Réduction des effets du changement climatique sur la disponibilité des ressources en eau et en sols

Brève description du projet

Intitulé: Gestion durable des ressources en eau et en sols dans les régions fréquemment sinistrées par des catastrophes en vue d’accéder à la sécurité alimentaire
Commettant: Ministère fédéral allemand de la Coopération économique et du Développement (BMZ)
Pays: Burundi, Afrique centrale
Tutelle politique: Office Burundais de Protection de l’Environnement (OBPE)
Durée totale: 2018 à 2021

Situation initiale

Le Burundi est très tributaire de l’agriculture et des ressources naturelles, qui constituent la base d’existence d’environ 90 % de sa population majoritairement rurale. Avec environ 380 habitant·e·s au kilomètre carré, le pays a l’une des densités démographiques les plus fortes au monde : le ménage burundais moyen, composé de sept personnes, ne dispose que d’environ un demi-hectare de terre. Cette pénurie de terres se traduit par l’exploitation de surfaces inadaptées et de pentes escarpés, ce qui entraîne souvent la dégradation des sols, c’est-à-dire une forte érosion et la baisse de la fertilité des sols. En outre, l’absence de gestion de l’eau (pluviale) condamne le pays à des rendements agricoles faibles.
La croissance de la productivité agricole ne peut pas suivre le rythme élevé de la croissance démographique, qui est de plus de 3 % par an. La destruction des écosystèmes est accélérée par le surpâturage et la surexploitation des forêts.
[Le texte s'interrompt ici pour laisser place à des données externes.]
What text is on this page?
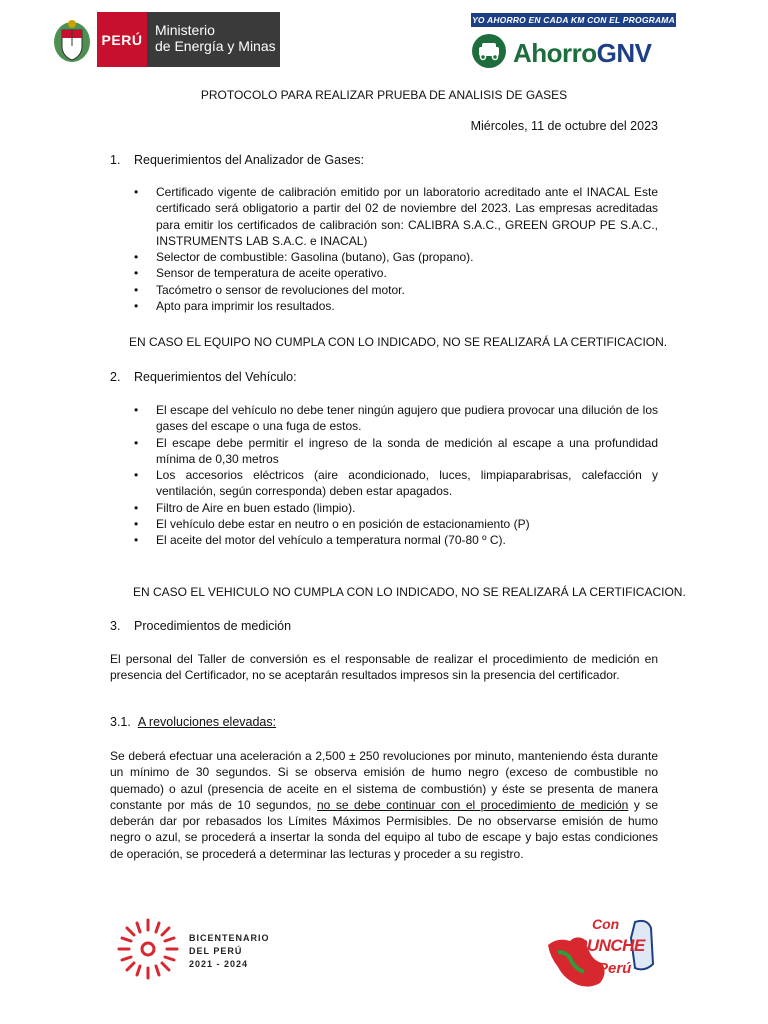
PERÚ
Ministerio
de Energía y Minas
YO AHORRO EN CADA KM CON EL PROGRAMA
AhorroGNV
PROTOCOLO PARA REALIZAR PRUEBA DE ANALISIS DE GASES
Miércoles, 11 de octubre del 2023
1. Requerimientos del Analizador de Gases:
• Certificado vigente de calibración emitido por un laboratorio acreditado ante el INACAL Este certificado será obligatorio a partir del 02 de noviembre del 2023. Las empresas acreditadas para emitir los certificados de calibración son: CALIBRA S.A.C., GREEN GROUP PE S.A.C., INSTRUMENTS LAB S.A.C. e INACAL)
• Selector de combustible: Gasolina (butano), Gas (propano).
• Sensor de temperatura de aceite operativo.
• Tacómetro o sensor de revoluciones del motor.
• Apto para imprimir los resultados.
EN CASO EL EQUIPO NO CUMPLA CON LO INDICADO, NO SE REALIZARÁ LA CERTIFICACION.
2. Requerimientos del Vehículo:
• El escape del vehículo no debe tener ningún agujero que pudiera provocar una dilución de los gases del escape o una fuga de estos.
• El escape debe permitir el ingreso de la sonda de medición al escape a una profundidad mínima de 0,30 metros
• Los accesorios eléctricos (aire acondicionado, luces, limpiaparabrisas, calefacción y ventilación, según corresponda) deben estar apagados.
• Filtro de Aire en buen estado (limpio).
• El vehículo debe estar en neutro o en posición de estacionamiento (P)
• El aceite del motor del vehículo a temperatura normal (70-80 º C).
EN CASO EL VEHICULO NO CUMPLA CON LO INDICADO, NO SE REALIZARÁ LA CERTIFICACION.
3. Procedimientos de medición
El personal del Taller de conversión es el responsable de realizar el procedimiento de medición en presencia del Certificador, no se aceptarán resultados impresos sin la presencia del certificador.
3.1. A revoluciones elevadas:
Se deberá efectuar una aceleración a 2,500 ± 250 revoluciones por minuto, manteniendo ésta durante un mínimo de 30 segundos. Si se observa emisión de humo negro (exceso de combustible no quemado) o azul (presencia de aceite en el sistema de combustión) y éste se presenta de manera constante por más de 10 segundos, no se debe continuar con el procedimiento de medición y se deberán dar por rebasados los Límites Máximos Permisibles. De no observarse emisión de humo negro o azul, se procederá a insertar la sonda del equipo al tubo de escape y bajo estas condiciones de operación, se procederá a determinar las lecturas y proceder a su registro.
BICENTENARIO
DEL PERÚ
2021 - 2024
Con
PUNCHE
Perú
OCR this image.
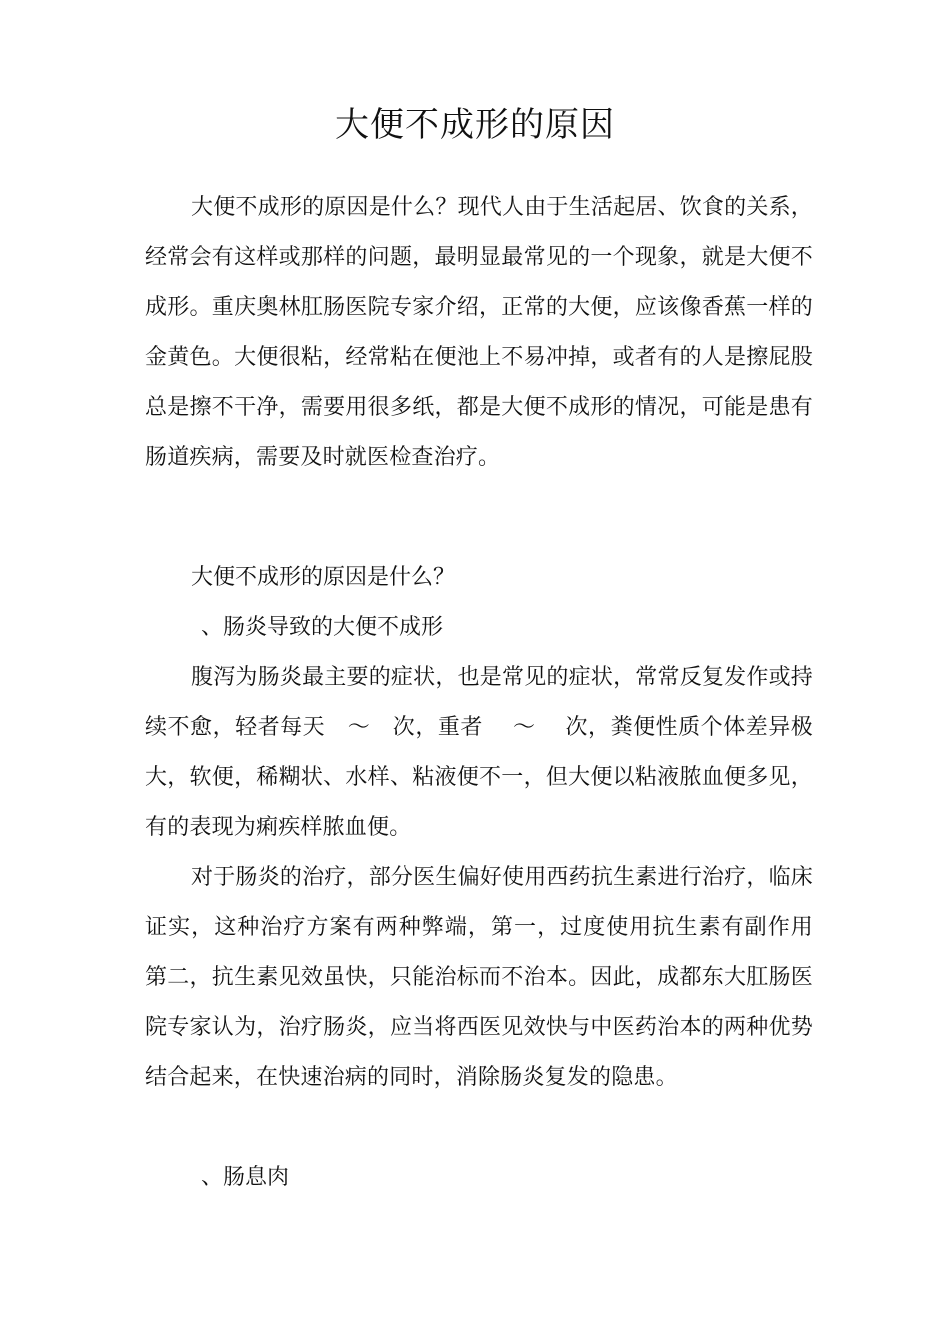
大便不成形的原因

大便不成形的原因是什么？现代人由于生活起居、饮食的关系，经常会有这样或那样的问题，最明显最常见的一个现象，就是大便不成形。重庆奥林肛肠医院专家介绍，正常的大便，应该像香蕉一样的金黄色。大便很粘，经常粘在便池上不易冲掉，或者有的人是擦屁股总是擦不干净，需要用很多纸，都是大便不成形的情况，可能是患有肠道疾病，需要及时就医检查治疗。

大便不成形的原因是什么？

、肠炎导致的大便不成形

腹泻为肠炎最主要的症状，也是常见的症状，常常反复发作或持续不愈，轻者每天　～　次，重者　 ～　 次，粪便性质个体差异极大，软便，稀糊状、水样、粘液便不一，但大便以粘液脓血便多见，有的表现为痢疾样脓血便。

对于肠炎的治疗，部分医生偏好使用西药抗生素进行治疗，临床证实，这种治疗方案有两种弊端，第一，过度使用抗生素有副作用 第二，抗生素见效虽快，只能治标而不治本。因此，成都东大肛肠医院专家认为，治疗肠炎，应当将西医见效快与中医药治本的两种优势结合起来，在快速治病的同时，消除肠炎复发的隐患。

、肠息肉
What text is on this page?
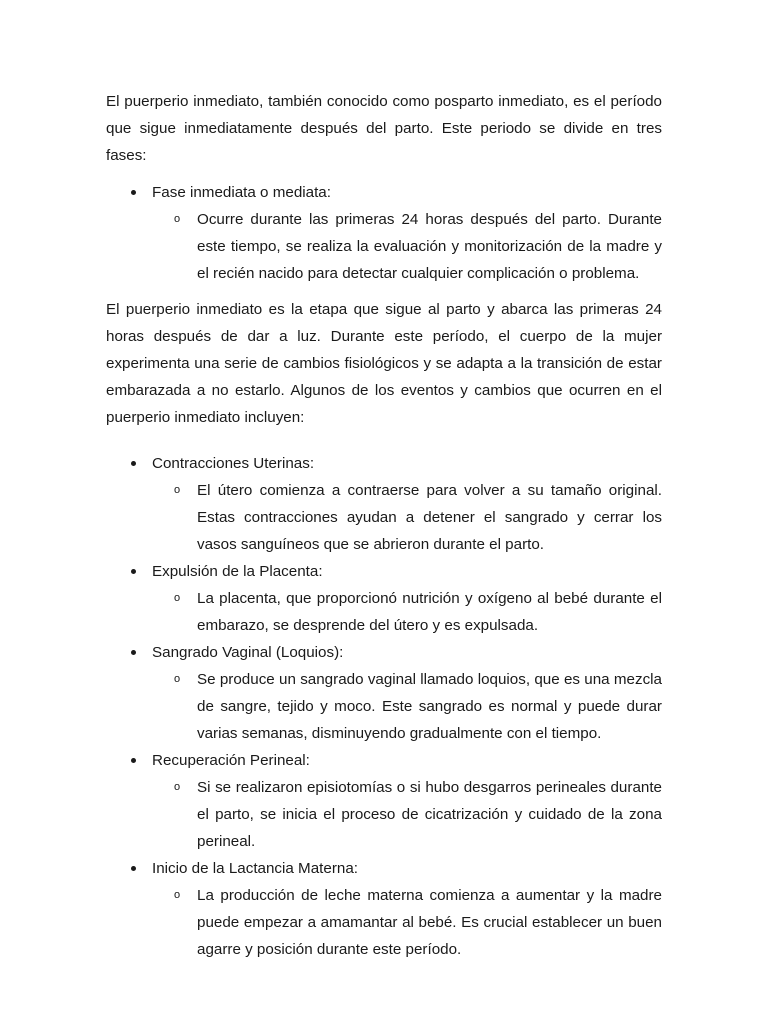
El puerperio inmediato, también conocido como posparto inmediato, es el período que sigue inmediatamente después del parto. Este periodo se divide en tres fases:

Fase inmediata o mediata:
o Ocurre durante las primeras 24 horas después del parto. Durante este tiempo, se realiza la evaluación y monitorización de la madre y el recién nacido para detectar cualquier complicación o problema.

El puerperio inmediato es la etapa que sigue al parto y abarca las primeras 24 horas después de dar a luz. Durante este período, el cuerpo de la mujer experimenta una serie de cambios fisiológicos y se adapta a la transición de estar embarazada a no estarlo. Algunos de los eventos y cambios que ocurren en el puerperio inmediato incluyen:

Contracciones Uterinas:
o El útero comienza a contraerse para volver a su tamaño original. Estas contracciones ayudan a detener el sangrado y cerrar los vasos sanguíneos que se abrieron durante el parto.
Expulsión de la Placenta:
o La placenta, que proporcionó nutrición y oxígeno al bebé durante el embarazo, se desprende del útero y es expulsada.
Sangrado Vaginal (Loquios):
o Se produce un sangrado vaginal llamado loquios, que es una mezcla de sangre, tejido y moco. Este sangrado es normal y puede durar varias semanas, disminuyendo gradualmente con el tiempo.
Recuperación Perineal:
o Si se realizaron episiotomías o si hubo desgarros perineales durante el parto, se inicia el proceso de cicatrización y cuidado de la zona perineal.
Inicio de la Lactancia Materna:
o La producción de leche materna comienza a aumentar y la madre puede empezar a amamantar al bebé. Es crucial establecer un buen agarre y posición durante este período.
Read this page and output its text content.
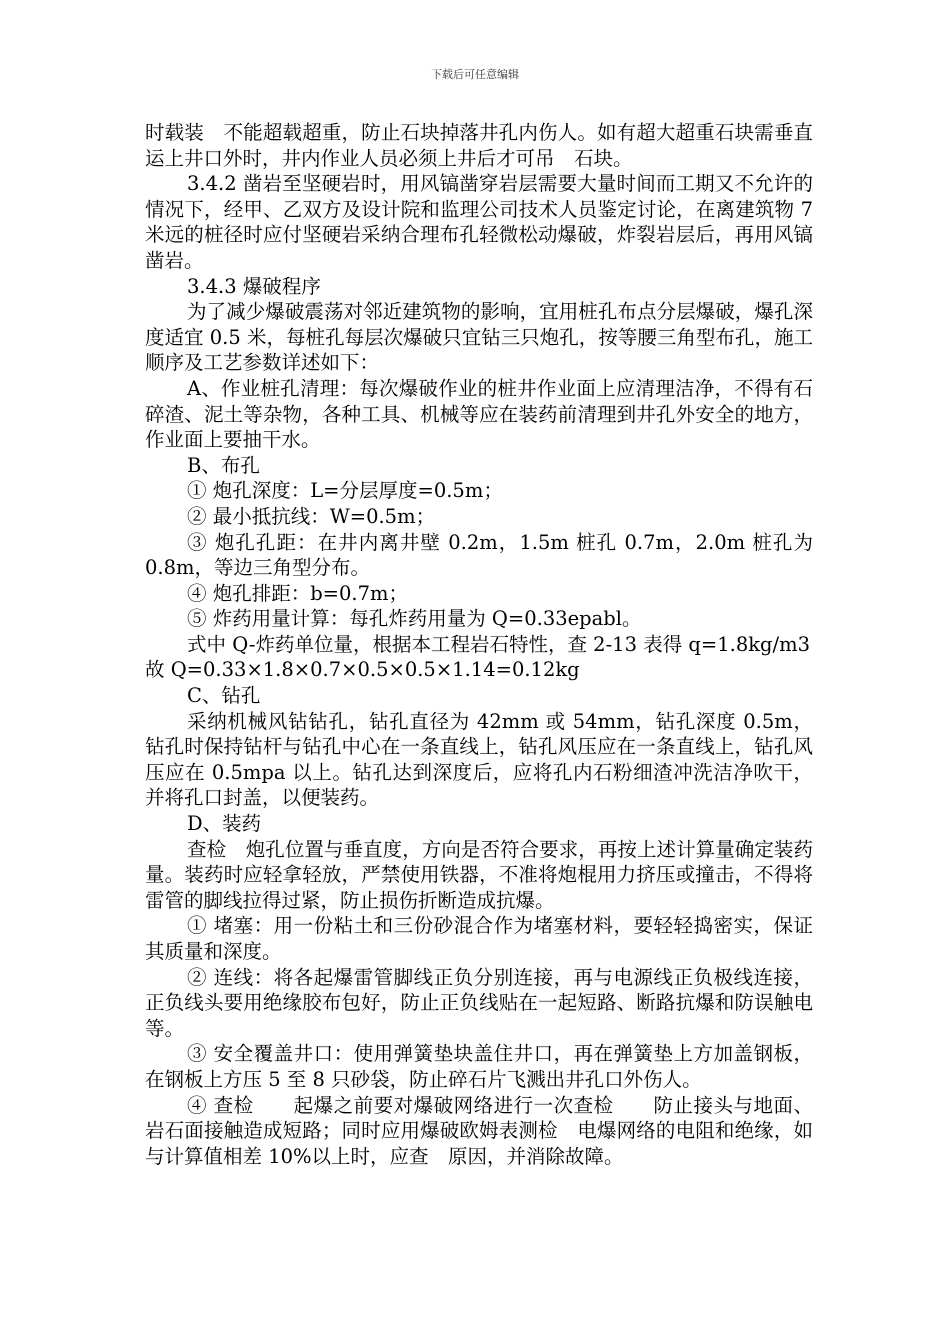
下载后可任意编辑

时载装　不能超载超重，防止石块掉落井孔内伤人。如有超大超重石块需垂直运上井口外时，井内作业人员必须上井后才可吊　石块。

3.4.2 凿岩至坚硬岩时，用风镐凿穿岩层需要大量时间而工期又不允许的情况下，经甲、乙双方及设计院和监理公司技术人员鉴定讨论，在离建筑物 7 米远的桩径时应付坚硬岩采纳合理布孔轻微松动爆破，炸裂岩层后，再用风镐凿岩。

3.4.3 爆破程序

为了减少爆破震荡对邻近建筑物的影响，宜用桩孔布点分层爆破，爆孔深度适宜 0.5 米，每桩孔每层次爆破只宜钻三只炮孔，按等腰三角型布孔，施工顺序及工艺参数详述如下：

A、作业桩孔清理：每次爆破作业的桩井作业面上应清理洁净，不得有石碎渣、泥土等杂物，各种工具、机械等应在装药前清理到井孔外安全的地方，作业面上要抽干水。

B、布孔

① 炮孔深度：L=分层厚度=0.5m；

② 最小抵抗线：W=0.5m；

③ 炮孔孔距：在井内离井壁 0.2m，1.5m 桩孔 0.7m，2.0m 桩孔为 0.8m，等边三角型分布。

④ 炮孔排距：b=0.7m；

⑤ 炸药用量计算：每孔炸药用量为 Q=0.33epabl。

式中 Q-炸药单位量，根据本工程岩石特性，查 2-13 表得 q=1.8kg/m3

故 Q=0.33×1.8×0.7×0.5×0.5×1.14=0.12kg

C、钻孔

采纳机械风钻钻孔，钻孔直径为 42mm 或 54mm，钻孔深度 0.5m，钻孔时保持钻杆与钻孔中心在一条直线上，钻孔风压应在一条直线上，钻孔风压应在 0.5mpa 以上。钻孔达到深度后，应将孔内石粉细渣冲洗洁净吹干，并将孔口封盖，以便装药。

D、装药

查检　炮孔位置与垂直度，方向是否符合要求，再按上述计算量确定装药量。装药时应轻拿轻放，严禁使用铁器，不准将炮棍用力挤压或撞击，不得将雷管的脚线拉得过紧，防止损伤折断造成抗爆。

① 堵塞：用一份粘土和三份砂混合作为堵塞材料，要轻轻捣密实，保证其质量和深度。

② 连线：将各起爆雷管脚线正负分别连接，再与电源线正负极线连接，正负线头要用绝缘胶布包好，防止正负线贴在一起短路、断路抗爆和防误触电等。

③ 安全覆盖井口：使用弹簧垫块盖住井口，再在弹簧垫上方加盖钢板，在钢板上方压 5 至 8 只砂袋，防止碎石片飞溅出井孔口外伤人。

④ 查检　　起爆之前要对爆破网络进行一次查检　　防止接头与地面、岩石面接触造成短路；同时应用爆破欧姆表测检　电爆网络的电阻和绝缘，如与计算值相差 10%以上时，应查　原因，并消除故障。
Ces problèmes écologiques sont encore aggravés par les effets du changement climatique, comme l’augmentation des températures et des précipitations et les événements météorologiques extrêmes, tels que les inondations et les sécheresses. Tout cela augmente la vulnérabilité de la population et compromet le développement socio-économique.

Objectif

La meilleure prévention des risques et la gestion des catastrophes par les communes ont augmenté la résilience des ménages de petits paysans au changement climatique. Globalement, les conditions nécessaires au développement socio-économique des ménages vulnérables sont améliorées.

Approche

Le projet renforce les capacités des petit·e·s exploitant·e·s agricoles de régions menacées à appliquer durablement des actions sensibles au climat, tant dans le domaine de la gestion de l’eau et des sols que dans celui de la sécurité alimentaire. Le projet appuie des mesures destinées à renforcer la sécurité alimentaire, comme l’introduction de nouvelles cultures et de meilleures semences permettant d’accroître les rendements, ainsi que des mesures biologiques d’amélioration de la fertilité des sols et de la santé des plantes.
Il veille tout particulièrement à améliorer pour les femmes les possibilités d’accéder à des revenus d’origine agricole et à renforcer leur participation aux décisions sur l’utilisation des revenus ou des économies du ménage.
Les communes vulnérables sont très exposées au risque de catastrophes dues aux événements météorologiques extrêmes qui, en règle générale, affectent durement les terres cultivées selon des méthodes inadaptées en termes de gestion de l’eau et des sols. Le projet renforce donc les acteurs communaux dans la gestion systématique des risques de catastrophe.
Afin de maximiser la portée de ses résultats, il appuie et encourage les échanges entre les acteurs techniques, publics et privés, au bénéfice des petit·e·s exploitant·e·s agricoles. Ces échanges favorisent à leur tour la diffusion d’approches performantes par l’intermédiaire d’acteurs non publics du développement. Ces acteurs sont alors mieux en mesure d’appuyer les activités de gestion écologique de l’eau et des sols et de sécurisation alimentaire par la population rurale. Par ailleurs, leur action dans les municipalités et les communes exerce une influence sur les services techniques de l’État.

Résultats

  • En encourageant une gestion écologique de l’eau et des sols dans les zones vulnérables, le projet contribue à améliorer la capacité de rétention d’eau des sols et l’infiltration de l’eau et donc à réduire l’érosion. L’utilisation de nouvelles méthodes culturales et de circuits de nutriments partiellement fermés améliore ou stabilise la fertilité des sols.
  • L’usage de foyers améliorés économes en énergie permet de réduire la consommation de bois de feu et donc de préserver les arbres. La mise en œuvre des actions dans ce domaine favorise également une meilleure adaptation aux événements extrêmes dus au changement climatique.
  • La population rurale pauvre est mieux en mesure de stabiliser ou d’augmenter sa production agricole en appliquant des mesures de conservation des sols et de l’eau. Cela a pour effet d’augmenter les bénéfices économiques et génère également des revenus pour les femmes et les jeunes.
  • La participation des femmes aux décisions relatives à la vie du ménage, aux cultures agricoles et à l’utilisation des revenus renforce leur rôle au sein de la famille et de la société.